In the West, we are used to thinking of the senses in terms of sight, sound, touch, smell, and hearing, but these broad categories don’t encompass the subtleties of our sensorial awareness. These subtleties can be worked with in spirit work to lead us to a deeper connection with the spirits we’re working with. At the same time any sensorial awareness is to some degree subjective because its our senses making us aware of something. At the same time, our senses are limited and there’s a lot we don’t experience which is nonetheless happening around and to us.

Lately I’ve been doing some Jinn work and one of the things I’ve been paying close attention to is the sensorial awareness I have around that work.
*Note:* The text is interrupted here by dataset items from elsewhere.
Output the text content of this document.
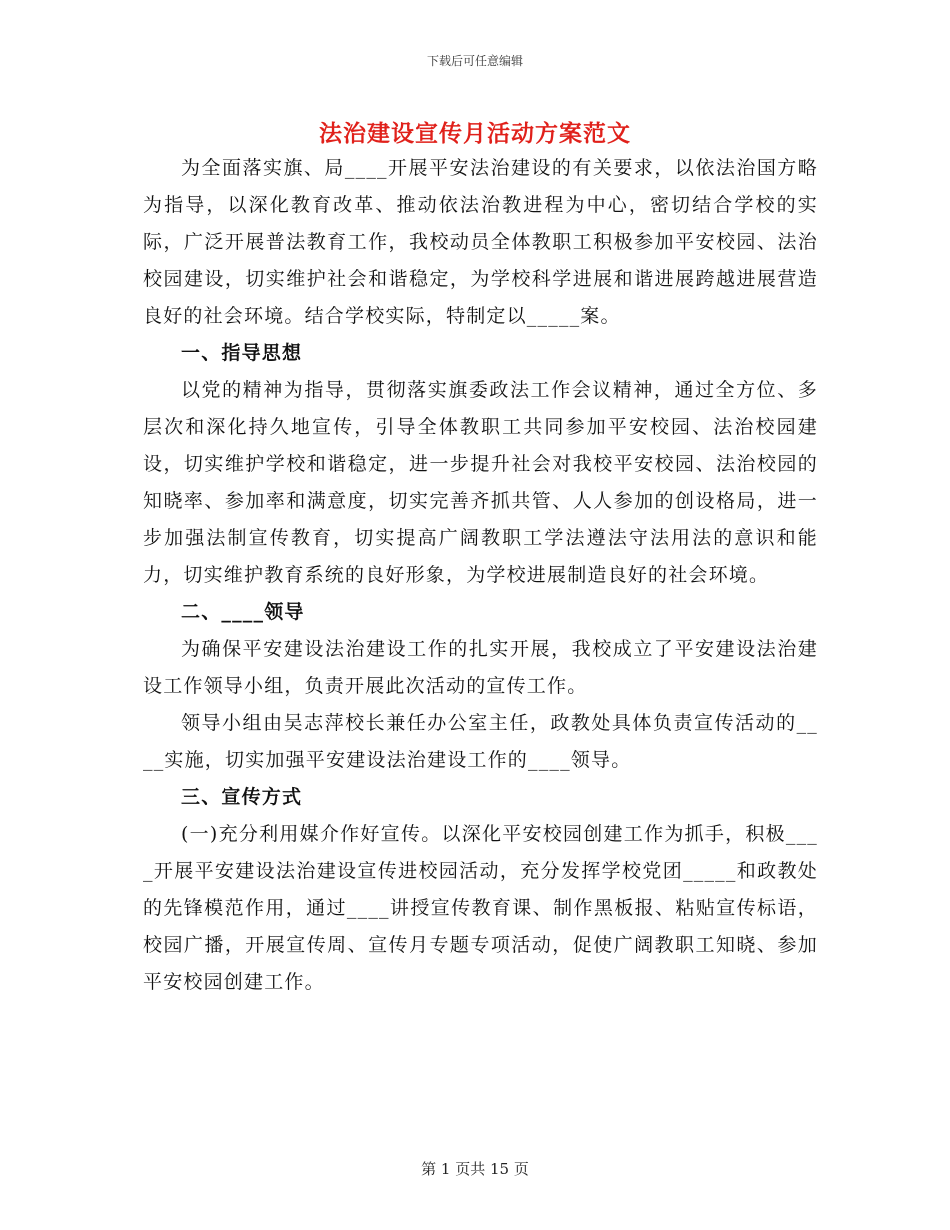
下载后可任意编辑
法治建设宣传月活动方案范文

为全面落实旗、局____开展平安法治建设的有关要求，以依法治国方略为指导，以深化教育改革、推动依法治教进程为中心，密切结合学校的实际，广泛开展普法教育工作，我校动员全体教职工积极参加平安校园、法治校园建设，切实维护社会和谐稳定，为学校科学进展和谐进展跨越进展营造良好的社会环境。结合学校实际，特制定以_____案。

一、指导思想

以党的精神为指导，贯彻落实旗委政法工作会议精神，通过全方位、多层次和深化持久地宣传，引导全体教职工共同参加平安校园、法治校园建设，切实维护学校和谐稳定，进一步提升社会对我校平安校园、法治校园的知晓率、参加率和满意度，切实完善齐抓共管、人人参加的创设格局，进一步加强法制宣传教育，切实提高广阔教职工学法遵法守法用法的意识和能力，切实维护教育系统的良好形象，为学校进展制造良好的社会环境。

二、____领导

为确保平安建设法治建设工作的扎实开展，我校成立了平安建设法治建设工作领导小组，负责开展此次活动的宣传工作。

领导小组由吴志萍校长兼任办公室主任，政教处具体负责宣传活动的____实施，切实加强平安建设法治建设工作的____领导。

三、宣传方式

(一)充分利用媒介作好宣传。以深化平安校园创建工作为抓手，积极____开展平安建设法治建设宣传进校园活动，充分发挥学校党团_____和政教处的先锋模范作用，通过____讲授宣传教育课、制作黑板报、粘贴宣传标语，校园广播，开展宣传周、宣传月专题专项活动，促使广阔教职工知晓、参加平安校园创建工作。

第 1 页共 15 页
I’ll light a flame to work with the Jinn and afterwards I’ll snuff the flame and when I do this I pay attention to both the experience of looking at the flame and the experience of the after image that shows itself in the dark. When I look at the after image I pay attention to the way that after image shifts and changes, allowing that experience to flow into my mind and then being open to interpreting it or simply accepting it as it is.

When I go for a walk I pay attention not to just what I see or hear, but what smells come to me, as well as the tactile, temperature and kinisthetic awareness that presents itself to me during the walk. I am communing with the spirits during the walk and I open myself to the way they choose to communicate, which may not always be obvious in a way I might expect, but nonetheless can present itself through the sensorial awareness we have around the spirits.

Something else I’ve noticed is that sometimes we have to occupy one form of sensorial awareness in order to open ourselves to be more receptive to another form of sensorial awareness. For instance I might light a flame and look into it and not see something, but find that I am tuned into hearing the spirit because I’ve occupied a part of myself that would otherwise be distracting from connecting with the spirit.

All of this may seem evident to a reader who has a lot of experience working with magic, but I find that revisiting these kinds of details from time to time can be really helpful because it allows you to refine your knowledge and process for working with spirits as well as with magical work in general. I make it a point to revisit such things in my own practice and invariably I come away with new insights and realizations that help me take the work further because I’m open to revisiting what I think I know in favor of what I can discover.